The purpose of the expansion is to consolidate Rex Healthcare’s cardiovascular treatment into one space. Now, its services are spread across the hospital, which can be a challenge for patients and their caregivers, said Erick Hawkins, vice president of heart and vascular services for the UNC Health Care System, the hospital’s parent.
Rex Healthcare recently finished borrowing $150 million to complete the new hospital, prompting credit firms to downgrade the organization’s debt or revise its bond outlook from stable to negative. Rex’s total outstanding debt has grown to $279 million because of the project.
But Hawkins said construction – and he knocked on wood – is on schedule.
The new hospital will be a long-awaited update for Rex, which has not undergone a major renovation since the 1980s. There are plans to include, among other new features, a kitchen staffed by professional chefs intended to teach patients to cook with their hearts in mind.

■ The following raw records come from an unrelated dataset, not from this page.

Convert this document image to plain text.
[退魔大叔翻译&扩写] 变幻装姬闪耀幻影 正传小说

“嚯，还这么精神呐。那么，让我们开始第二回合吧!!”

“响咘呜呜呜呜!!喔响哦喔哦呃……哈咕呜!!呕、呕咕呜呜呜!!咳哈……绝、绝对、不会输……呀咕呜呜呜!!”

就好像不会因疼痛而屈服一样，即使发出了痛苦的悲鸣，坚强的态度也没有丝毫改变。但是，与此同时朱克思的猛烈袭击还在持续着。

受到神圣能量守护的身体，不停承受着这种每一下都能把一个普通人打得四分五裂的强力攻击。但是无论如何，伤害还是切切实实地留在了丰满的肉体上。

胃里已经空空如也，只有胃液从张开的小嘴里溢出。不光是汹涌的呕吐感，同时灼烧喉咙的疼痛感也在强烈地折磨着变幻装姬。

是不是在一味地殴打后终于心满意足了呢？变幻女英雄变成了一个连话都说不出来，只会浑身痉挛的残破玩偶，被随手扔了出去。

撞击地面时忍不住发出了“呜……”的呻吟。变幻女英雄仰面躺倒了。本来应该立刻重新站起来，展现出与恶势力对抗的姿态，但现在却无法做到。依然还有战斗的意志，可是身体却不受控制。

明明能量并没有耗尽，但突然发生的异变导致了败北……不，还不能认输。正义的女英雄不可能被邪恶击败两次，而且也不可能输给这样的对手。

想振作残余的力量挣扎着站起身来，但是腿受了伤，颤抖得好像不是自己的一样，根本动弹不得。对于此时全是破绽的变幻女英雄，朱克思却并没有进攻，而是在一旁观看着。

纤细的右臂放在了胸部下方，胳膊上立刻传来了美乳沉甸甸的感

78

Hawkins said the hospital’s design is also intended to be visitor-friendly. The 114 new patient rooms will be bigger than Rex Healthcare’s current rooms, which Hawkins said are a bit small.
Part of the reasoning for constructing the new hospital is that Rex’s patient base has been expanding, particularly to Eastern North Carolina, said Dr. William Newman, a cardiologist at Rex.
“I think it’s becoming more than a city hospital,” Newman said.
The Heart and Vascular Hospital will be the first of its kind providing care to North Carolinians, Newman said. He has been practicing medicine for more than 30 years and said he wishes he could have started his career in cardiology somewhere like the new hospital.
“I wish I was just getting started,” Newman said.